Over the last 20 years or so, negotiation, mediation and collaborative law have gained recognition as effective “alternative” dispute resolution (ADR) processes. These processes address many clients’ greatest concerns about going to court: cost, stress, and loss of control. The court process is expensive, slow, confusing, rigid and the clients take a back seat to their lawyers. Frequently, as a bargaining strategy, one side threatens to go to court to force the other side to concede to their demands. Decisions about your family should not be made just to avoid what can be an ineffective and destructive process.
Fortunately, proposed changes to the Divorce Act, the Children’s Law Reform Act and the Family Law Act are supporting the transition to family-focused processes. The revised Divorce Act, which will come into effect in March 2021, formally recognizes FDR processes as better than court for families, with only a few exceptions.
In explaining the rationale for the changes to the Divorce Act, Justice Canada indicated that “in most cases, family dispute resolution processes tend to be faster, less expensive and more effective than court proceedings”, and that “a greater variety of such processes are available than ever before, including mediation, negotiation and collaborative law”. The only exceptions to proceeding to court would involve specific situations, “such as when family violence poses safety risks”. (DA s. 7.7(2))

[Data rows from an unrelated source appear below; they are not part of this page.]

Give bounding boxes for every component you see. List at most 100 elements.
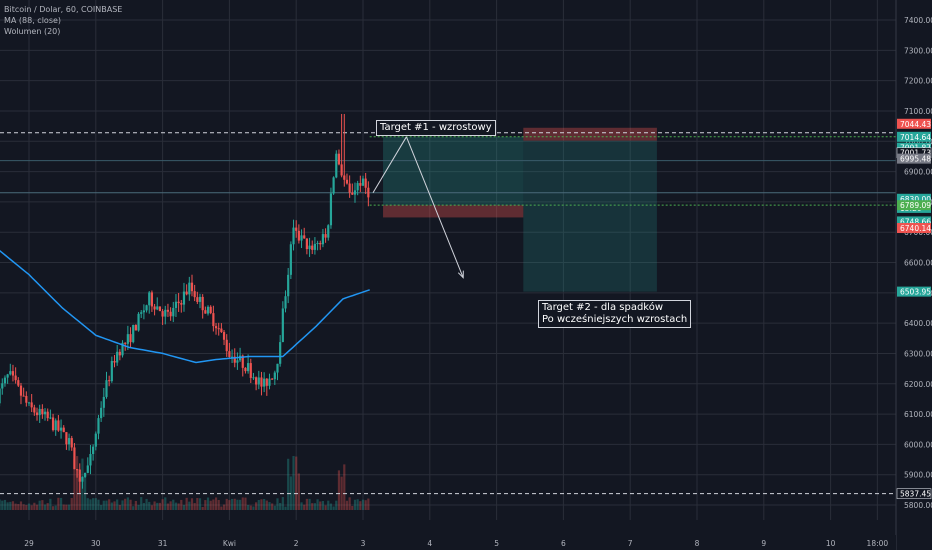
candle-body — [265, 378, 268, 386]
price-tag — [897, 153, 931, 164]
volume-bar — [38, 500, 41, 510]
candle-body — [75, 469, 79, 471]
short-target-zone — [523, 140, 657, 292]
candle-body — [33, 407, 36, 413]
volume-bar — [166, 503, 170, 510]
legend-ma[interactable]: MA (88, close) — [4, 16, 62, 25]
candle-body — [222, 332, 226, 340]
price-axis[interactable]: 7400.007300.007200.007100.007000.006900.… — [895, 0, 932, 550]
candle-body — [289, 244, 292, 275]
volume-bar — [33, 502, 36, 510]
volume-bar — [233, 498, 236, 510]
volume-bar — [129, 499, 132, 510]
candle-body — [225, 339, 228, 352]
candle-body — [367, 187, 370, 198]
candle-body — [25, 395, 28, 403]
volume-bar — [271, 503, 274, 510]
volume-bar — [303, 504, 306, 510]
candle-body — [303, 235, 306, 239]
volume-bar — [319, 501, 322, 510]
candle-body — [276, 363, 279, 373]
candle-body — [284, 296, 287, 309]
legend-volume[interactable]: Wolumen (20) — [4, 27, 61, 36]
candle-body — [228, 351, 231, 357]
volume-bar — [65, 504, 68, 510]
volume-bar — [25, 505, 28, 510]
volume-bar — [73, 458, 76, 510]
candle-body — [190, 282, 194, 292]
volume-bar — [265, 500, 268, 510]
candle-body — [230, 356, 234, 358]
volume-bars — [0, 456, 370, 510]
price-tick-label: 6400.00 — [904, 319, 932, 328]
candle-body — [177, 301, 180, 304]
volume-bar — [204, 500, 207, 510]
volume-bar — [279, 502, 282, 510]
candle-body — [132, 324, 135, 343]
candle-body — [108, 380, 111, 382]
candle-body — [287, 274, 290, 297]
volume-bar — [49, 498, 52, 510]
time-axis[interactable]: 29 30 31 Kwi 2 3 4 5 6 7 8 9 10 18:00 — [0, 535, 896, 550]
candle-body — [185, 291, 188, 295]
candle-body — [43, 411, 47, 415]
candle-body — [188, 282, 191, 295]
volume-bar — [196, 498, 199, 510]
time-tick-label: Kwi — [223, 539, 236, 548]
volume-bar — [121, 500, 124, 510]
target-2-label[interactable]: Target #2 - dla spadków Po wcześniejszyc… — [538, 300, 692, 328]
volume-bar — [337, 470, 341, 510]
volume-bar — [54, 505, 57, 510]
volume-bar — [228, 500, 231, 510]
volume-bar — [217, 499, 220, 510]
ma-line — [0, 250, 370, 364]
volume-bar — [281, 497, 284, 510]
volume-bar — [367, 498, 370, 510]
volume-bar — [161, 499, 164, 510]
price-tick-label: 5900.00 — [904, 471, 932, 480]
price-tick-label: 5800.00 — [904, 501, 932, 510]
price-tag-label: 6748.66 — [900, 217, 931, 226]
volume-bar — [222, 504, 226, 510]
candle-body — [94, 433, 97, 447]
volume-bar — [249, 505, 252, 510]
candle-body — [116, 351, 119, 363]
volume-bar — [247, 505, 250, 510]
volume-bar — [118, 504, 121, 510]
candle-body — [73, 447, 76, 470]
price-tag-label: 6740.14 — [900, 224, 931, 233]
candle-body — [260, 377, 263, 387]
price-tag-label: 7001.73 — [900, 149, 931, 158]
candle-body — [308, 245, 311, 250]
volume-bar — [287, 458, 290, 510]
volume-bar — [329, 503, 333, 510]
legend-symbol[interactable]: Bitcoin / Dolar, 60, COINBASE — [4, 5, 123, 14]
candle-body — [113, 360, 116, 363]
price-tag — [897, 131, 931, 142]
candle-body — [247, 363, 250, 372]
arrow-head — [457, 270, 464, 279]
target-1-label[interactable]: Target #1 - wzrostowy — [376, 120, 496, 136]
candle-body — [198, 296, 202, 302]
candle-body — [129, 334, 132, 343]
volume-bar — [35, 504, 39, 510]
candle-body — [292, 227, 295, 245]
candle-body — [78, 469, 81, 482]
volume-bar — [174, 502, 178, 510]
volume-bar — [59, 497, 63, 510]
volume-bar — [46, 503, 49, 510]
volume-bar — [124, 498, 127, 510]
time-tick-label: 31 — [158, 539, 168, 548]
candle-body — [150, 292, 154, 307]
candle-body — [137, 313, 140, 331]
candle-body — [182, 291, 186, 305]
volume-bar — [110, 502, 113, 510]
candle-body — [166, 309, 170, 312]
candle-body — [332, 177, 335, 194]
candle-body — [9, 371, 12, 375]
volume-bar — [311, 503, 314, 510]
volume-bar — [348, 497, 351, 510]
volume-bar — [148, 501, 151, 510]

The federal government also recognized that “in cases involving children, there are particular advantages to developing agreements through family dispute resolution processes. For example, children often benefit from seeing their parents work together. And dispute resolution processes, such as mediation, usually aim to keep parents focused on the best interests of their children. These processes also tend to improve the communication skills divorcing spouses will need for years to come to resolve issues related to their children”. (DA s. 7.3)
The Ontario government is responsible for the delivery of most family justice services. This year the government tabled Bill 207, Moving Ontario Family Law Forward Act, which will impact the various Acts respecting family law matters in the province. The bill received Royal Assent on November 20, 2020, and aligns in many respects with the changes to the Divorce Act, including the expectation that parties will try to resolve their issues through a family dispute resolution process. (CLRA s. 33.1). Legal advisers will be expected to discuss, inform and encourage their clients to use FDR processes, and will have to certify that they have done so before they can start a court action. (FLA 47.3(3))
Lawyers are anticipating that there will be a sharp uptake on the part of judges asking for evidence that an FDR process has been attempted before they will hear arguments in court. This is good news for the majority of our clients who want to resolve their family issues without going to court and supports the approach that Galbraith Family Law has always promoted.